The trial evaluated margetuximab in patients with HER2-positive metastastic breast cancer who had already been treated with anti-HER2-targeted therapies.
Rockville, Md.-based MacroGenics’ shares rocketed more than 13% after the company announced positive data from its Phase III SOPHIA clinical trial of margetuximab in breast cancer.
The trial evaluated margetuximab in patients with HER2-positive metastastic breast cancer who had already been treated with anti-HER2-targeted therapies. The drug is an immune-enhancing monoclonal antibody developed with MacroGenics’ proprietary Fc Optimization technology platform.
The trial met its first sequential primary endpoint, which was progression-free survival (PFS). Patients receiving margetuximab and chemotherapy had a median PFS of 5.8 months compared to patients receiving trastuzumab (Genentech’s Herceptin) and chemotherapy, who had a median of 4.9 months PFS.
In a pre-specified subpopulation in the study, patients carrying the CD16A 158F allele, which made up about 85% of the study, PFS was extended by 1.8 months in those receiving margetuximab compared to the trastuzumab arm. The objective response rate (ORR), which was a secondary endpoint, was 22% in the margetuximab arm and 16% in the trastuzumab arm.
“The activity observed to date in SOPHIA is promising,” stated Scott Koenig, president and chief executive officer of MacroGenics. “Of note, this is the first randomized Phase III study that was designed to examine the potential benefit of Fc modification and the role of Fc-gamma receptor genotypes on anti-HER2 antibody efficacy.”

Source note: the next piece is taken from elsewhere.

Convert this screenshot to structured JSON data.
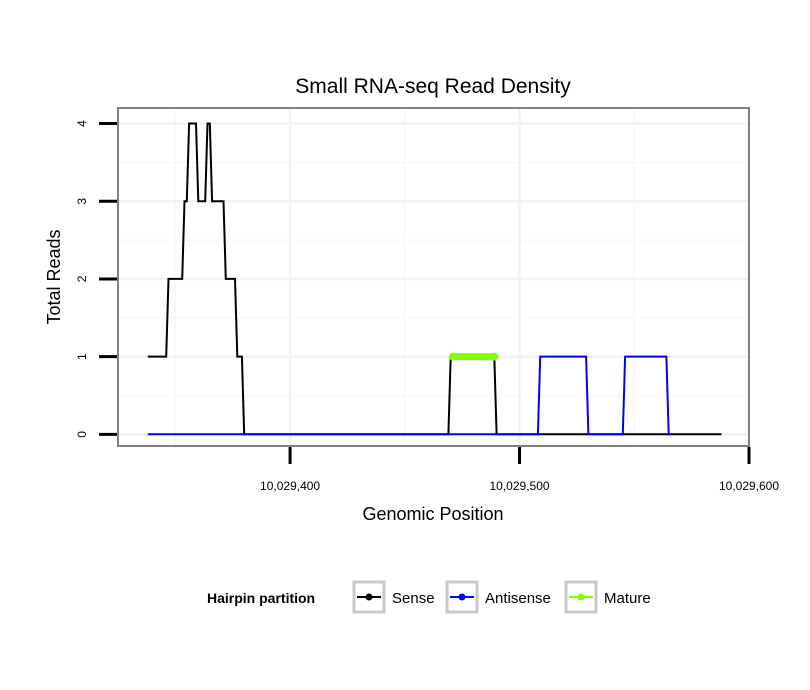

The Fc region of some antibodies binds activating and inhibitory receptors, called FcyRs, on immune cells that are within the innate immune system. MacroGenics’ Fc Optimization platform modulates an antibody’s interaction with immune effector cells. These interactions affect the killing of cancer cells via antibody-dependent cellular cytotoxicity (ADCC).
The company plans to present details of the trial at the American Society of Clinical Oncology (ASCO) meeting held in June.

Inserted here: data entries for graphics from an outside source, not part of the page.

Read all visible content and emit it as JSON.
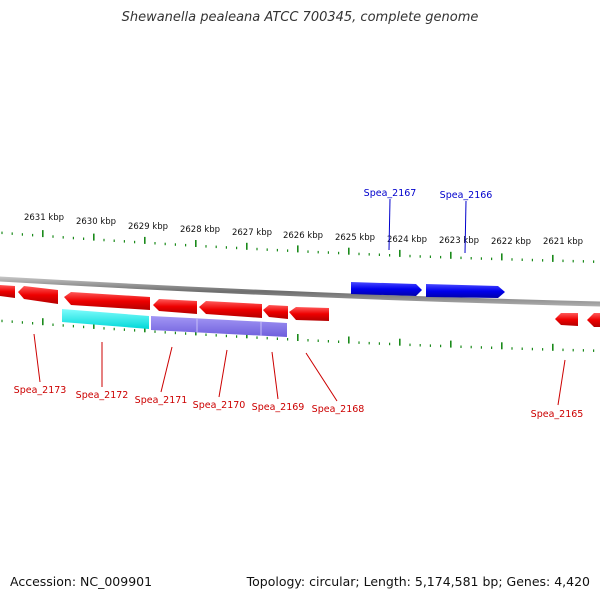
{
  "title": "Shewanella pealeana ATCC 700345, complete genome",
  "footer": {
    "accession": "Accession: NC_009901",
    "summary": "Topology: circular; Length: 5,174,581 bp; Genes: 4,420"
  },
  "scale_labels": [
    "2631 kbp",
    "2630 kbp",
    "2629 kbp",
    "2628 kbp",
    "2627 kbp",
    "2626 kbp",
    "2625 kbp",
    "2624 kbp",
    "2623 kbp",
    "2622 kbp",
    "2621 kbp"
  ],
  "genes": {
    "forward": [
      {
        "label": "Spea_2167",
        "color": "#0000ff"
      },
      {
        "label": "Spea_2166",
        "color": "#0000ff"
      }
    ],
    "reverse": [
      {
        "label": "Spea_2173",
        "color": "#ff0000"
      },
      {
        "label": "Spea_2172",
        "color": "#ff0000"
      },
      {
        "label": "Spea_2171",
        "color": "#ff0000"
      },
      {
        "label": "Spea_2170",
        "color": "#ff0000"
      },
      {
        "label": "Spea_2169",
        "color": "#ff0000"
      },
      {
        "label": "Spea_2168",
        "color": "#ff0000"
      },
      {
        "label": "Spea_2165",
        "color": "#ff0000"
      }
    ]
  },
  "colors": {
    "forward_gene": "#0000ff",
    "reverse_gene": "#ff0000",
    "highlight_cyan": "#00e5e5",
    "highlight_purple": "#7b68ee",
    "tick": "#1a8a1a",
    "backbone": "#808080",
    "forward_label": "#0000cc",
    "reverse_label": "#cc0000"
  }
}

Koenig added, “For overall survival, we anticipate the preliminary positive trend in favor of margetuximab to continue, although subsequent results could fluctuate as additional events accrue. At ASCO, we will also present data from our Phase I study that show HER2-specific T-cell and antibody responses in margetuximab-treated patients. These data are consistent with the hypothesis that margetuximab facilitates the cooperation of both innate and adaptive immune responses, an emerging paradigm in immuno-oncology.”
In the SOPHIA trial, patients had to have received at least two previous line of anti-HER2-directed therapy in the metastatic setting. Or, if they had received (neo)adjuvant pertuzumab, have had at least one previous line of anti-HER2-directed therapy in the metastatic setting; or, if they had received at least one and no more than three previous lines of therapy overall in the metastatic setting. Everybody in the study had previously received trastuzumab and no pertuzumab (Genentech’s Perjeta). About 90% had previously received ado-trastuzumab emtansine (Genentech’s Kadcycla).

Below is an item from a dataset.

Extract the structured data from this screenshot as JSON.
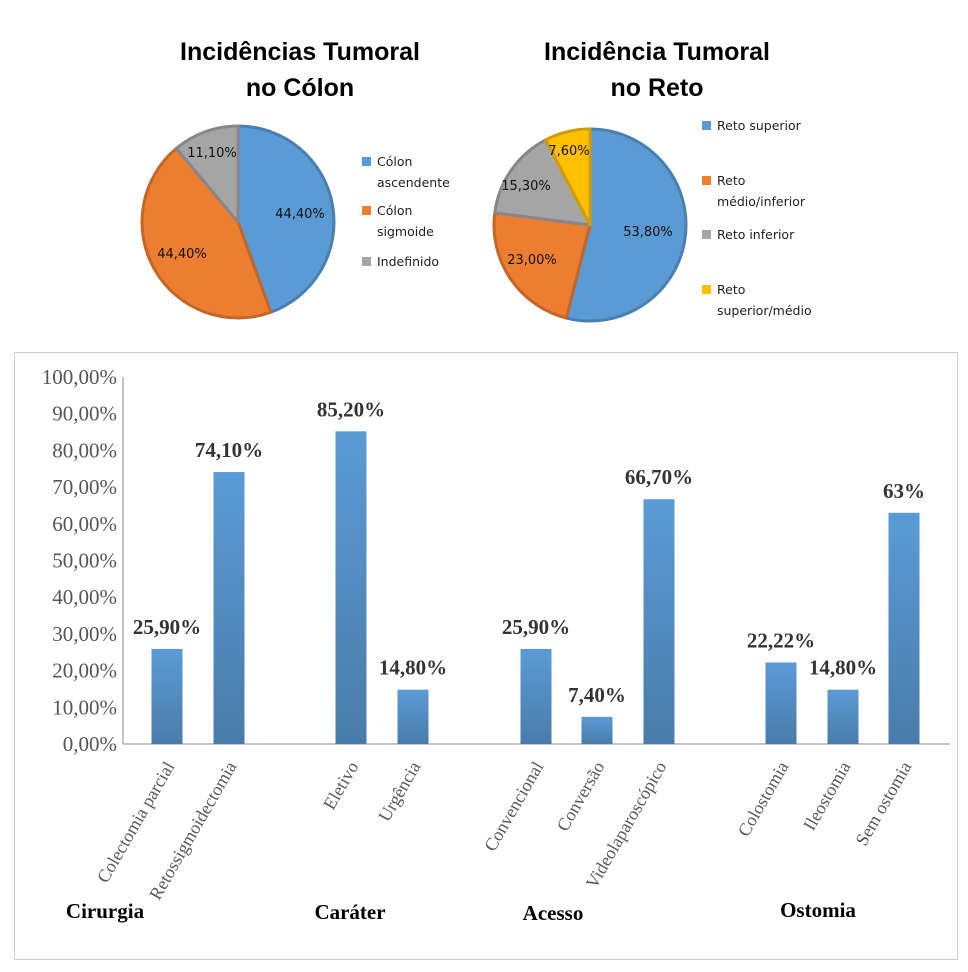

There were 536 patients enrolled in the trial who were randomized 1:1 to receive either margetuximab intravenously every three weeks or trastuzumab intravenously every three weeks in combination with one of four chemotherapy drugs: capecitabine, eribulin, gemcitabine or vinorelbine.
“With no FDA-approved therapies after progression on trastuzumab, pertuzumab, and ado-trastuzumab emtansine, patients with HER2-positive metastatic breast cancer continue to need new treatment options,” stated Hope S. Rugo, director of Breast Oncology and Clinical Trials Education at the University of California San Francisco Comprehensive Cancer Center. “If approved, based on SOPHIA data, I believe that margetuximab could become a valuable treatment option for these patients. I look forward to presenting results from SOPHIA at ASCO.”